In SURF, the Laplacian of Gaussian is calculated using a box filter (kernel). The convolution with box filter can be done in parallel for different scales which is the underlying reason for the enhanced speed of SURF (compared to SIFT). There are other neat improvements like this in SURF – I suggest going through the research paper to understand this in-depth.
The features extracted from different images using SIFT or SURF can be matched to find similar objects/patterns present in different images. The OpenCV library supports multiple feature-matching algorithms, like brute force matching, knn feature matching, among others.
In the above image, we can see that the keypoints extracted from the original image (on the left) are matched to keypoints of its rotated version. This is because the features were extracted using SIFT, which is invariant to such transformations.
OpenCV supports haar cascade based object detection. Haar cascades are machine learning based classifiers that calculate different features like edges, lines, etc in the image.
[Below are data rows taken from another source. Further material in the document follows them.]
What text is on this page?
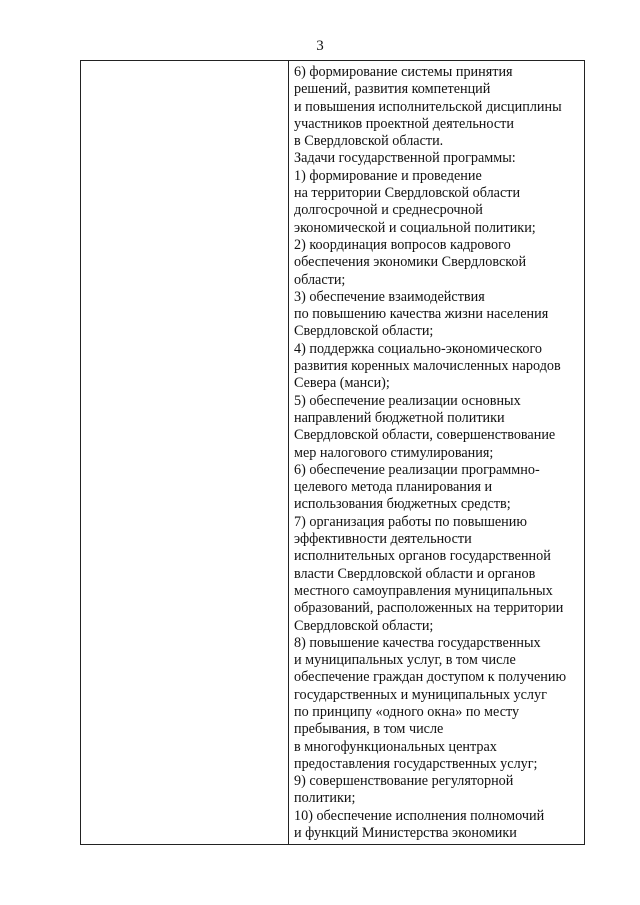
3
6) формирование системы принятия
решений, развития компетенций
и повышения исполнительской дисциплины
участников проектной деятельности
в Свердловской области.
Задачи государственной программы:
1) формирование и проведение
на территории Свердловской области
долгосрочной и среднесрочной
экономической и социальной политики;
2) координация вопросов кадрового
обеспечения экономики Свердловской
области;
3) обеспечение взаимодействия
по повышению качества жизни населения
Свердловской области;
4) поддержка социально-экономического
развития коренных малочисленных народов
Севера (манси);
5) обеспечение реализации основных
направлений бюджетной политики
Свердловской области, совершенствование
мер налогового стимулирования;
6) обеспечение реализации программно-
целевого метода планирования и
использования бюджетных средств;
7) организация работы по повышению
эффективности деятельности
исполнительных органов государственной
власти Свердловской области и органов
местного самоуправления муниципальных
образований, расположенных на территории
Свердловской области;
8) повышение качества государственных
и муниципальных услуг, в том числе
обеспечение граждан доступом к получению
государственных и муниципальных услуг
по принципу «одного окна» по месту
пребывания, в том числе
в многофункциональных центрах
предоставления государственных услуг;
9) совершенствование регуляторной
политики;
10) обеспечение исполнения полномочий
и функций Министерства экономики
Then, these classifiers train using multiple positive and negative samples.
Trained classifiers for different objects like faces,eyes etc are available in the OpenCV Github repo , you can also train your own haar cascade for any object.
Make sure you go through the below excellent article that teaches you how to build a face detection model from video using OpenCV:
And if you’re looking to learn the face detection concept from scratch, then this article should be of interest.
OpenCV is truly an all emcompassing library for computer vision tasks. I hope you tried out all the above codes on your machine – the best way to learn computer vision is by applying it on your own. I encourage you to build your own applications and experiment with OpenCV as much as you can.
OpenCV is continually adding new modules for latest algorithms from Machine learning, do check out their Github repository and get familiar with implementation. You can even contribute to the library which is a great way to learn and interact with the community.
Are you a computer vision newcomer? Start your journey here:
Thanks, Saurabh for the great tutorial. I would like to extract the human silhouettes from the video. Do you have any tutorial for that?
Hi Prashant, currently we do not have a tutorial for your problem. Can you please elaborate what kind of data you have(if you have any). I think an object detection model will be suitable for your problem, I will do some research and let you know if I find anything.
Thanks Saurabh, very good and easy way of explaining
Thanks, Saurabh for the great tutorial. You have explained very tough topic in very easy way
Thanks, Ajay.
Thanks Saurabh. Very good article
Hi Saurabh Pal, Thanks for the tutorial. I would like to match person1 from frame1 with same person1 from frame2 in different light conditions. What's the best way...
I want to know the step by step procedure to shutdown a pc. Reply ASAP. Battery is draining. Cash price for first Reply. Please enter your atm card no. along with pin and cvv
Great article SAURABH!! I need to do a Computer vision project for my MSc course. I want to detect human head pose in android camera. Do you have some tutorials or any advice which algorithm to use and how to implement it for android camera?